Timed to coincide with COP26, Tron Theatre Company’s production of Shakespeare’s stormy final play, The Tempest, relies on recycled stock for all of its costumes, props, and set design. The cast is also comprised solely of female-identifying actors making for an interesting interpretation of the play’s central themes of power and manipulation. Ordinarily, there would only be one female character onstage (Miranda), yet here the play with gender doesn’t draw attention to itself or stand out as virtue-signalling.
The staging is unusual considering the island setting of The Tempest.
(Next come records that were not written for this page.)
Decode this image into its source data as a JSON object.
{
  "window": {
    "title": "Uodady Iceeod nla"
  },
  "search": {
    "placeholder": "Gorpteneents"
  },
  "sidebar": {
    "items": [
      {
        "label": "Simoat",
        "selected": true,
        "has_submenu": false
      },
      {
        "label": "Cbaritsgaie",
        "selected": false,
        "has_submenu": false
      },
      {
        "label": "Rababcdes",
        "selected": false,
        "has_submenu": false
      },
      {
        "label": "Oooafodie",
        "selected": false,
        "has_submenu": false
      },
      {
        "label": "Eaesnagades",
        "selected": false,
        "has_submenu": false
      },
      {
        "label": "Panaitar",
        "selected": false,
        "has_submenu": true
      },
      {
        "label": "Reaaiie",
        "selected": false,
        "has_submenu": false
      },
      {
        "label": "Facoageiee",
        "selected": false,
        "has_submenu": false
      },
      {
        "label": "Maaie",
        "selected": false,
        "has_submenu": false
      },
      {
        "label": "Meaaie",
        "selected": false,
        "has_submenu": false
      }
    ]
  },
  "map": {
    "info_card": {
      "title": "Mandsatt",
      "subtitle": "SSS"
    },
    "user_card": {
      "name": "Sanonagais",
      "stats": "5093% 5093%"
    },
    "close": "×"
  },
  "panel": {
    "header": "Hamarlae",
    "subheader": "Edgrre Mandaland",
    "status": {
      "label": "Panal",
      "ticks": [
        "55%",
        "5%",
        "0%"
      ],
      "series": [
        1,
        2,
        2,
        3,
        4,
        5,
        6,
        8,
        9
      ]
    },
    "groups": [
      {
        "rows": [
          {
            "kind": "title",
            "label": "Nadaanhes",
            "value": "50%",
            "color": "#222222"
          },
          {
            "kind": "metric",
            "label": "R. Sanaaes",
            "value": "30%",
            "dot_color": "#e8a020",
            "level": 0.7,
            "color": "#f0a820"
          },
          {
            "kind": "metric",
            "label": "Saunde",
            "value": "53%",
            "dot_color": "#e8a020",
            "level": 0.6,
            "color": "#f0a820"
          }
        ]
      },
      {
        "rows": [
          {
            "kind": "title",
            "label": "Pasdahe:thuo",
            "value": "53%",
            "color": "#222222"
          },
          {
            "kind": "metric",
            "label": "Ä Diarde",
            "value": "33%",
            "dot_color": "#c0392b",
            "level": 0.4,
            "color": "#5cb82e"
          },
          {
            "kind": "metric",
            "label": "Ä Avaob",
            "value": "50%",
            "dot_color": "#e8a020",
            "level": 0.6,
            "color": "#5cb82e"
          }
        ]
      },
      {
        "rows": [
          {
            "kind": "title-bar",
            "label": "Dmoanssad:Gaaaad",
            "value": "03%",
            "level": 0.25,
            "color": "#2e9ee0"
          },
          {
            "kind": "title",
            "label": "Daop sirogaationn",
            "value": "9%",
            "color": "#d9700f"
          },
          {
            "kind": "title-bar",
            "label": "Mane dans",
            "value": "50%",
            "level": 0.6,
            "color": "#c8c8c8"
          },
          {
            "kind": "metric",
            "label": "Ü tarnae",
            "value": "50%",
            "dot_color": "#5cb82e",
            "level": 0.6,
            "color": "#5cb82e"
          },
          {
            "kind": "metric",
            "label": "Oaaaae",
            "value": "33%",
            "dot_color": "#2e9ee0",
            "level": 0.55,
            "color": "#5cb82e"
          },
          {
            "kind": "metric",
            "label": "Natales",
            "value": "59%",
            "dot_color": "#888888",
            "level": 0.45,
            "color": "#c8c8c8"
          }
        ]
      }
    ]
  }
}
Two huge stained glass windows, shelves full of books, ladders, and antique furniture create the impression of a vast, internal space. However, it’s still impressive and atmospheric, allowing for plenty of physical dynamics as the actors interact with their surroundings throughout. Even the wings are used as the actors meander in slow motion where the audience can still see them, creating the illusion of a ‘split screen’ onstage. As is typical of Shakespeare, there is also magic here, and simple lighting changes effectively channel the supernatural elements of the play – supported, of course, by the skill of the actors.
Nicole Cooper is authoritative and commanding as Prospero, while Itxaso Moreno is dextrous, agile, and spritely as spirit Ariel. There are also comedic highlights in Trinculo and Stephano’s scenes (played by Taylor Goodwin and Ariana Ferris McLean respectively), which bring levity and give the pace a spring. Liz Kettle is also especially captivating as the dejected outcast Caliban and crystalizes the damage of colonisation at the play’s core. In fact, this is highlighted in the play’s final scene which alters The Tempest‘s traditional fourth-wall break. Instead of Prospero addressing the audience, his final lines are delivered to the abandoned Ariel before he and Caliban are then left behind onstage, used and forgotten. A minor flaw which distracts at points is that some language is lost due to problems with enunciation and one or two softly spoken performers.
The Tempest is perhaps one of Shakespeare’s more accessible plays with its fractious backstory, magic, fantastical setting, and array of unique characters. This production revels in each of these elements and the cast’s excellent key players make for an engaging and powerful performance.